Bilbao a été à l’honneur ces dernières semaines, et pas seulement pour avoir accueilli le 1er juillet le « Grand départ » du Tour de France. C’est dans la capitale économique du Pays basque que s’est tenue fin mai la septième conférence « Innovate4Climate », l’événement phare de l’action climatique du Groupe de la Banque mondiale. À cette occasion ont été présentés les résultats du rapport « State and Trends of Carbon Pricing ». Publié annuellement depuis dix ans il fait le point sur la situation et l’évolution de la tarification du carbone. Cette dernière doit inciter les ménages et les entreprises à réduire leur consommation d’énergie carbonée au profit des combustibles plus propres, tout en permettant d’engranger des recettes publiques supplémentaires.
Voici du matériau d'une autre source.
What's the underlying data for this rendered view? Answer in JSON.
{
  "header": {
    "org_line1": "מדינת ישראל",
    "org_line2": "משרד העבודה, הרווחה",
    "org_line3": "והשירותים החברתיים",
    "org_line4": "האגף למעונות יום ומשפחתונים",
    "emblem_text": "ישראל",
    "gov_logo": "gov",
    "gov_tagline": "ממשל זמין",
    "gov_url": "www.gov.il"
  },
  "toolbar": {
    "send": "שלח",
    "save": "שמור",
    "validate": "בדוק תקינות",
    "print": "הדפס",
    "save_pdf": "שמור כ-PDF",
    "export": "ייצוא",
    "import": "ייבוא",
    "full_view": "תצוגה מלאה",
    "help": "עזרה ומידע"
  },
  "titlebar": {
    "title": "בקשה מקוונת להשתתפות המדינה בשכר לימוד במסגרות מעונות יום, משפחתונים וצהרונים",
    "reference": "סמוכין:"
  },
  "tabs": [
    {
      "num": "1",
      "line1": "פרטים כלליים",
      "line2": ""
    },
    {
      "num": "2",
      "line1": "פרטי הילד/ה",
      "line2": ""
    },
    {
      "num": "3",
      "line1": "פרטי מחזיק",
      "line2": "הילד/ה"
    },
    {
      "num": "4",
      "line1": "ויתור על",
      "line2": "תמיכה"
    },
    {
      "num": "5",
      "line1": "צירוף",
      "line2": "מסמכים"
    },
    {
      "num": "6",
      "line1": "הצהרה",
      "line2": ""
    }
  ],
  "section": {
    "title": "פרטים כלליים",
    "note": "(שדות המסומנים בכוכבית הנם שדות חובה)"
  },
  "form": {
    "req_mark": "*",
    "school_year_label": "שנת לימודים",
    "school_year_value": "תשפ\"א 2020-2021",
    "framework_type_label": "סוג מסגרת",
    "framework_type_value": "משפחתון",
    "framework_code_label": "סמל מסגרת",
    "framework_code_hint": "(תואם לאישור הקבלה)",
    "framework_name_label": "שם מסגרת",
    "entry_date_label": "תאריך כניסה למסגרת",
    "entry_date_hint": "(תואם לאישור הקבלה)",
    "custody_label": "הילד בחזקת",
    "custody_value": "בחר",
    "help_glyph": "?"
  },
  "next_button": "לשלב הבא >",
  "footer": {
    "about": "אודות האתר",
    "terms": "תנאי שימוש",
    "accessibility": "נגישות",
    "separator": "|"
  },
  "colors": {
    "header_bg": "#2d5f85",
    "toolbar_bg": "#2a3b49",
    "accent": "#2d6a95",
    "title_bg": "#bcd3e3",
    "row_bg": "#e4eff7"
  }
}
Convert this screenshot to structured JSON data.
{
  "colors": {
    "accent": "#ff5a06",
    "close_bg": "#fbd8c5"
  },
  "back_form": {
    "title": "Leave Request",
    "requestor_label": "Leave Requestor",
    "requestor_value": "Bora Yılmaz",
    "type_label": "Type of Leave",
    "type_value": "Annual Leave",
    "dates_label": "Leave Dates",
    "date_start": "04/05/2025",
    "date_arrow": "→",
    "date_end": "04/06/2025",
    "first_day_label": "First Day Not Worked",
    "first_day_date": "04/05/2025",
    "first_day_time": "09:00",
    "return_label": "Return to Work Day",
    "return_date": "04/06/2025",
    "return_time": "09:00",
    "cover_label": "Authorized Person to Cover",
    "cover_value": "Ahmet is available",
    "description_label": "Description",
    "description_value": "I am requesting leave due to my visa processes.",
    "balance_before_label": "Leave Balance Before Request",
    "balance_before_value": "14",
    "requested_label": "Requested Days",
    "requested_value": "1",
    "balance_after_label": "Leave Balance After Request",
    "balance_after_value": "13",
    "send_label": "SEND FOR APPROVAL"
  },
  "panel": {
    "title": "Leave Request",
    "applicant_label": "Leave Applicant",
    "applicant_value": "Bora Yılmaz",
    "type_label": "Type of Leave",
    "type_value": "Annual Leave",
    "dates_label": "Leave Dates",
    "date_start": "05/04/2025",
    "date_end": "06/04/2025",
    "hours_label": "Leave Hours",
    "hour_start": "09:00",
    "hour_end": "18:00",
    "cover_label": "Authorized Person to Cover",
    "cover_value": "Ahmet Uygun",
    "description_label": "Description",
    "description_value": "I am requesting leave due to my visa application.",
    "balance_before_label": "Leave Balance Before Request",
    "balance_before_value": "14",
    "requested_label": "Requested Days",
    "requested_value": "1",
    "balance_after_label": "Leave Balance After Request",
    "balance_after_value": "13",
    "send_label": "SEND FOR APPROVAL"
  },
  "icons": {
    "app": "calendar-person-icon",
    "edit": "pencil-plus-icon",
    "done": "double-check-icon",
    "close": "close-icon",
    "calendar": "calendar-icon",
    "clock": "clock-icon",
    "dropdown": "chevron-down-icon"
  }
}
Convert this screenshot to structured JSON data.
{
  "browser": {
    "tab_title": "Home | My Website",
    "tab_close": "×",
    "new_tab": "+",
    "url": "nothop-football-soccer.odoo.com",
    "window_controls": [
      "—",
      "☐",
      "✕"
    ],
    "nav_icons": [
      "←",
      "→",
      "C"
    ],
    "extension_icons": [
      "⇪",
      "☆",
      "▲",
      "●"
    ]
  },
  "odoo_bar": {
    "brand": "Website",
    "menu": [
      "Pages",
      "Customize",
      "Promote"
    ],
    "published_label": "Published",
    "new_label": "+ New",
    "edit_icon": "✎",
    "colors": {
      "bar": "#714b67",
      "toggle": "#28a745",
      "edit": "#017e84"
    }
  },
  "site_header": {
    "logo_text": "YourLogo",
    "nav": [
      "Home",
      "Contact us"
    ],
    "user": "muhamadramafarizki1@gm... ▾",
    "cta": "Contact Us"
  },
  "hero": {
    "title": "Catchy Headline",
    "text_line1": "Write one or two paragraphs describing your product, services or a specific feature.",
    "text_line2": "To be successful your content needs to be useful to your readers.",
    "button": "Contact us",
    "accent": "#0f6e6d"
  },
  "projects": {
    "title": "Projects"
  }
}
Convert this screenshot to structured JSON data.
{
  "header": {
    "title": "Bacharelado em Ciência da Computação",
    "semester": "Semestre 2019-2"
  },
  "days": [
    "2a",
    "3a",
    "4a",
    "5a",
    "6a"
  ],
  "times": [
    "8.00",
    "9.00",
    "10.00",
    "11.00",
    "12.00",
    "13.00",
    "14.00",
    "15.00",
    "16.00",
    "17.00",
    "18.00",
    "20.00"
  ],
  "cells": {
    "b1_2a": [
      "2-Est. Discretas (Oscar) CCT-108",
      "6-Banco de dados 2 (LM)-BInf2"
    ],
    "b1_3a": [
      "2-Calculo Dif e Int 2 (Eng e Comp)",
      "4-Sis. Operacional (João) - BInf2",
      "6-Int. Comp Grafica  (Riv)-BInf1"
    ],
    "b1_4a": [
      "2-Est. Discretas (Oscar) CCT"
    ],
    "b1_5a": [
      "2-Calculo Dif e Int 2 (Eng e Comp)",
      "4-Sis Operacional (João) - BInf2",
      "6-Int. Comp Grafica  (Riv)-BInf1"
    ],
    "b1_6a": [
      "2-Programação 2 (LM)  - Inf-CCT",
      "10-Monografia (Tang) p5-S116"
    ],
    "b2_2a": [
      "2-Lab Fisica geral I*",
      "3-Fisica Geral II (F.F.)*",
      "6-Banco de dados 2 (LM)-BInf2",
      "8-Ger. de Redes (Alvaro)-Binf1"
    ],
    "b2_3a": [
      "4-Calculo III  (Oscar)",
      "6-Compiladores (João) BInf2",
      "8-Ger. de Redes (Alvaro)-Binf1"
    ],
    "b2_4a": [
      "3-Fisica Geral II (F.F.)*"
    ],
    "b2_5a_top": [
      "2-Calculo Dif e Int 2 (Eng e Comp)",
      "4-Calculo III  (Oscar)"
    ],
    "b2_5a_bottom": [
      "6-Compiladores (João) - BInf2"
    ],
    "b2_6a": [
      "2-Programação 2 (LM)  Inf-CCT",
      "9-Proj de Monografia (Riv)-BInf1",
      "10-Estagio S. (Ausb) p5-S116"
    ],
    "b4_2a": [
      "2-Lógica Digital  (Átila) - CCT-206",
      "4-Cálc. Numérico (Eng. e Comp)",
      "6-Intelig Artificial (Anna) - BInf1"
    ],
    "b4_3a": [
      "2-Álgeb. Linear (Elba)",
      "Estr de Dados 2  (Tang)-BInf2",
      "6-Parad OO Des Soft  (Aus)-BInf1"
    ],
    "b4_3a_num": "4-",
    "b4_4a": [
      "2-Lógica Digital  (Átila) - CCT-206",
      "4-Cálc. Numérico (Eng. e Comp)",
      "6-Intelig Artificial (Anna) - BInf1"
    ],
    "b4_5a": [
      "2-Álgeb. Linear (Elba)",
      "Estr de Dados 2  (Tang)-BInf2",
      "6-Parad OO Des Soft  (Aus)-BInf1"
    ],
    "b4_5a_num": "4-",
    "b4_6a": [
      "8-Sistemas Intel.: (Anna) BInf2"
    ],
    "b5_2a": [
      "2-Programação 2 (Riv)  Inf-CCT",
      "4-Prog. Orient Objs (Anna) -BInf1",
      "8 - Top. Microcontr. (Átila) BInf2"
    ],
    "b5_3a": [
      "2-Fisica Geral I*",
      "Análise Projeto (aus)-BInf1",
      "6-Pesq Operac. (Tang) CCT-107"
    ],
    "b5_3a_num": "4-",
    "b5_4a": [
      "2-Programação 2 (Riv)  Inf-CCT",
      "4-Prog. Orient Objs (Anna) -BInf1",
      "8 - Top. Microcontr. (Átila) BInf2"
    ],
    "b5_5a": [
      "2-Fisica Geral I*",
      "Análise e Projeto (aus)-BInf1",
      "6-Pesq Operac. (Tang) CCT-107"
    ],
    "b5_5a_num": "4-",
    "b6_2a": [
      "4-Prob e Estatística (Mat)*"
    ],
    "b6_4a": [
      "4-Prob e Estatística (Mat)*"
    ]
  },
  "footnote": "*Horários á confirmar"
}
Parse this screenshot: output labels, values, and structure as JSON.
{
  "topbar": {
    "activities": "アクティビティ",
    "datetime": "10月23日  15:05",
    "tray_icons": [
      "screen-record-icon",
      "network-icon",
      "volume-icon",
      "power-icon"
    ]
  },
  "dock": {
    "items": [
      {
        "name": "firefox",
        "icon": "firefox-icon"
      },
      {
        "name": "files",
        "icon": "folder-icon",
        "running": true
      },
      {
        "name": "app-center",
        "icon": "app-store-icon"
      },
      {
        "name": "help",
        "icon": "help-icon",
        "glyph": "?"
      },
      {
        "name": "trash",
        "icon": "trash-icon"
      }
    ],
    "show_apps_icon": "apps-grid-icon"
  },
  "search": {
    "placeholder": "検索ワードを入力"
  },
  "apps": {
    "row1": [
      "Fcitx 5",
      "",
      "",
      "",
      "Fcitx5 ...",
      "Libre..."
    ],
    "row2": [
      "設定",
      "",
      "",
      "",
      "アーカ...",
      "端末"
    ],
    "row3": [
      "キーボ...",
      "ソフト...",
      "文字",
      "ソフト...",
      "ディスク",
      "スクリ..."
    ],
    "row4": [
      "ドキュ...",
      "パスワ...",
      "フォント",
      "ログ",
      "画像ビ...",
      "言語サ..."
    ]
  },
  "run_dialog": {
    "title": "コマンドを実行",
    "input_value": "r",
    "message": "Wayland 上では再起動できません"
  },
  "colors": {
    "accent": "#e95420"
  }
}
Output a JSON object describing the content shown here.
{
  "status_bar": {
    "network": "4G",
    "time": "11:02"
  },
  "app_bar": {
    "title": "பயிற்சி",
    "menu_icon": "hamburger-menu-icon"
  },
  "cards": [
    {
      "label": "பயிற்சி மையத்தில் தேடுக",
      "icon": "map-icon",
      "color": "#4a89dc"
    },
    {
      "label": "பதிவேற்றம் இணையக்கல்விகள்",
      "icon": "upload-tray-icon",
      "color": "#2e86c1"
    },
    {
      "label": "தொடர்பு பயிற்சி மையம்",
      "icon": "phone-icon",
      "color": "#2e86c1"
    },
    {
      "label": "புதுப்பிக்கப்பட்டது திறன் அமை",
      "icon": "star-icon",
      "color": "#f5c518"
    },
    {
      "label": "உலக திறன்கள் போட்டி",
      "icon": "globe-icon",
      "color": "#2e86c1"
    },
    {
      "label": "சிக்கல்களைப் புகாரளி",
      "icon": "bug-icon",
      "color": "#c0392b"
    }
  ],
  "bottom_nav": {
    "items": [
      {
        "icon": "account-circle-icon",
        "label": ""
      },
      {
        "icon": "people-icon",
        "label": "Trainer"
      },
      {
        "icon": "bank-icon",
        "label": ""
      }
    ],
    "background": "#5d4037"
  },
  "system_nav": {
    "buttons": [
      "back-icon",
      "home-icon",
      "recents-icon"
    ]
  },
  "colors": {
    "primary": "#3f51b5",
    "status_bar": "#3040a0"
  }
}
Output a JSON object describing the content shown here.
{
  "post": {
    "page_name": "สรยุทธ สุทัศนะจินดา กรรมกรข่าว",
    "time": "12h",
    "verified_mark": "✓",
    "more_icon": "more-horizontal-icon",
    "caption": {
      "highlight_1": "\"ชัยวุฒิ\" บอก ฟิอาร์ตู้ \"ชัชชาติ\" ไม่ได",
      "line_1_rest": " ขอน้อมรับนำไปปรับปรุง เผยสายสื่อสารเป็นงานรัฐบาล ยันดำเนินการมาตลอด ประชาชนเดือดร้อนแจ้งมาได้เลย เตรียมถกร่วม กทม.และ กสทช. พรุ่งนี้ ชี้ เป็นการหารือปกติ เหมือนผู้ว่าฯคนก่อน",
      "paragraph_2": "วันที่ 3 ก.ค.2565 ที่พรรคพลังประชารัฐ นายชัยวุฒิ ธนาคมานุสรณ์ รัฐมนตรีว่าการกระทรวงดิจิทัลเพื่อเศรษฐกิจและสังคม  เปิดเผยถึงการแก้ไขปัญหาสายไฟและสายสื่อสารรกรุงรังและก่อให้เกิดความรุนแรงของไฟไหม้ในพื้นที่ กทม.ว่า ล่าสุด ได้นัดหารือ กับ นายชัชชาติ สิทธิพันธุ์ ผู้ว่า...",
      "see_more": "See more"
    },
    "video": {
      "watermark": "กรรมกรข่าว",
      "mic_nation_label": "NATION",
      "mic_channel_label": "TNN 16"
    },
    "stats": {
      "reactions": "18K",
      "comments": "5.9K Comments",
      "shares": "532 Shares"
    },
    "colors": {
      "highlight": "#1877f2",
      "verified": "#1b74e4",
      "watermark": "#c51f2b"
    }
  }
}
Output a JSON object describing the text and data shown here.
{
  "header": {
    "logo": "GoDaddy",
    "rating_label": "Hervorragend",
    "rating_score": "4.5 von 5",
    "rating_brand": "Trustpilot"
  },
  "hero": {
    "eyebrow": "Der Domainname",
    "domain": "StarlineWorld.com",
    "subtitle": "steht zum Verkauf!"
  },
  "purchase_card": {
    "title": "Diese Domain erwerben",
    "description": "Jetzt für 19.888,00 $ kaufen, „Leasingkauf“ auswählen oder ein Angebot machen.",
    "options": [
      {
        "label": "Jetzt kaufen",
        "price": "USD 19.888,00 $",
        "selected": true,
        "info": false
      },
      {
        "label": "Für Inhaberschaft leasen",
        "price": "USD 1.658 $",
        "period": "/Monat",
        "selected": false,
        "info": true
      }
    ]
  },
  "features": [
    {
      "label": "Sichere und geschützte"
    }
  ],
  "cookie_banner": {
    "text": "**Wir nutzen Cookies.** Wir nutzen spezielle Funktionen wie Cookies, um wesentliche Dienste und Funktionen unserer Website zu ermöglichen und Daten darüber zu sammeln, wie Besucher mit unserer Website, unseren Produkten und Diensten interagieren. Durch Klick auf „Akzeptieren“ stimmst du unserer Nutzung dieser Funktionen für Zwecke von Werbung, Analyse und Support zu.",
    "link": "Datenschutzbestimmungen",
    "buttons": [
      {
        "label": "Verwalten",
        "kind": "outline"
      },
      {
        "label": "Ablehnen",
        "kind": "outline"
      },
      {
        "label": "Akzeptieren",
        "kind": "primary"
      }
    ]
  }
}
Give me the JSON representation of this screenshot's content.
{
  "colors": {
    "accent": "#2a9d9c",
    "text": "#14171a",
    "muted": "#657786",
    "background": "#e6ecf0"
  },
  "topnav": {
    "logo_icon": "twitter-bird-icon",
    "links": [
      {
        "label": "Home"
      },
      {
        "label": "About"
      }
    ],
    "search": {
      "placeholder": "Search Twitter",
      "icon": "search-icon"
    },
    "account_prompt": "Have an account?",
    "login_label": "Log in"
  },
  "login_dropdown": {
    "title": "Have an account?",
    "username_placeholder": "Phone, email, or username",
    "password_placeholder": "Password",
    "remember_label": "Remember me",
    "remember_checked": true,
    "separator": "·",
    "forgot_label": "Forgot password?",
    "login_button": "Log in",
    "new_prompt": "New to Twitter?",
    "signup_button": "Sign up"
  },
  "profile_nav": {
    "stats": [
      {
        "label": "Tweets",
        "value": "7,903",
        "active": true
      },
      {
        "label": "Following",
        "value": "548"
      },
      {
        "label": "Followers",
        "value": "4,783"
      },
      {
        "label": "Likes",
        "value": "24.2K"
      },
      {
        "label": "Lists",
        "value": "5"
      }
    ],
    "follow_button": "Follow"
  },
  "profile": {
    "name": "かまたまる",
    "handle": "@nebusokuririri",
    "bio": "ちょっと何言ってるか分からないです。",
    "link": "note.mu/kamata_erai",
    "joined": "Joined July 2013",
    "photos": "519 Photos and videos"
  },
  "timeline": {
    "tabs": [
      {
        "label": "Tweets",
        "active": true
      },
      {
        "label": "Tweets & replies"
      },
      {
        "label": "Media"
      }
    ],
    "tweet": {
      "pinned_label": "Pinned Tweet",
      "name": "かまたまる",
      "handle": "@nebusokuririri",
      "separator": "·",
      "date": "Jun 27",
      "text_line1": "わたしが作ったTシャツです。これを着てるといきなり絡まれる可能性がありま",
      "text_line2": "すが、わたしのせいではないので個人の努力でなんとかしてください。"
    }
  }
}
La tarification carbone peut prendre deux formes, la taxation directe des émissions ou les systèmes d’échange de quotas d’émissions (SEQE). Un SEQE permet à de petits émetteurs de gaz à effet de serre de vendre à des gros émetteurs leurs unités d’émission excédentaires (ou « marges ») ce qui permet de limiter le volume global des émissions. La taxe carbone, quant à elle, attribue directement un prix au carbone en fixant un taux d’imposition des émissions. Au Luxembourg, elle s’élève à trente euros par tonne de CO2 depuis le 1er janvier 2023.

L’édition 2023 du rapport de la Banque mondiale était porteuse de deux bonnes nouvelles. La première était que, malgré une conjoncture économique difficile, les recettes ont atteint un montant record proche de cent milliards de dollars (95 milliards précisément) en 2022. Selon Jennifer Sara, directrice mondiale pour le changement climatique à la Banque mondiale, une autre bonne nouvelle dans le rapport est que les États privilégient désormais les politiques de tarification directe du carbone, donc la taxation, pour réduire les émissions. « Mais pour parvenir véritablement au niveau de transformation voulu, il faudra faire progresser considérablement la couverture et les prix » tempère-t-elle.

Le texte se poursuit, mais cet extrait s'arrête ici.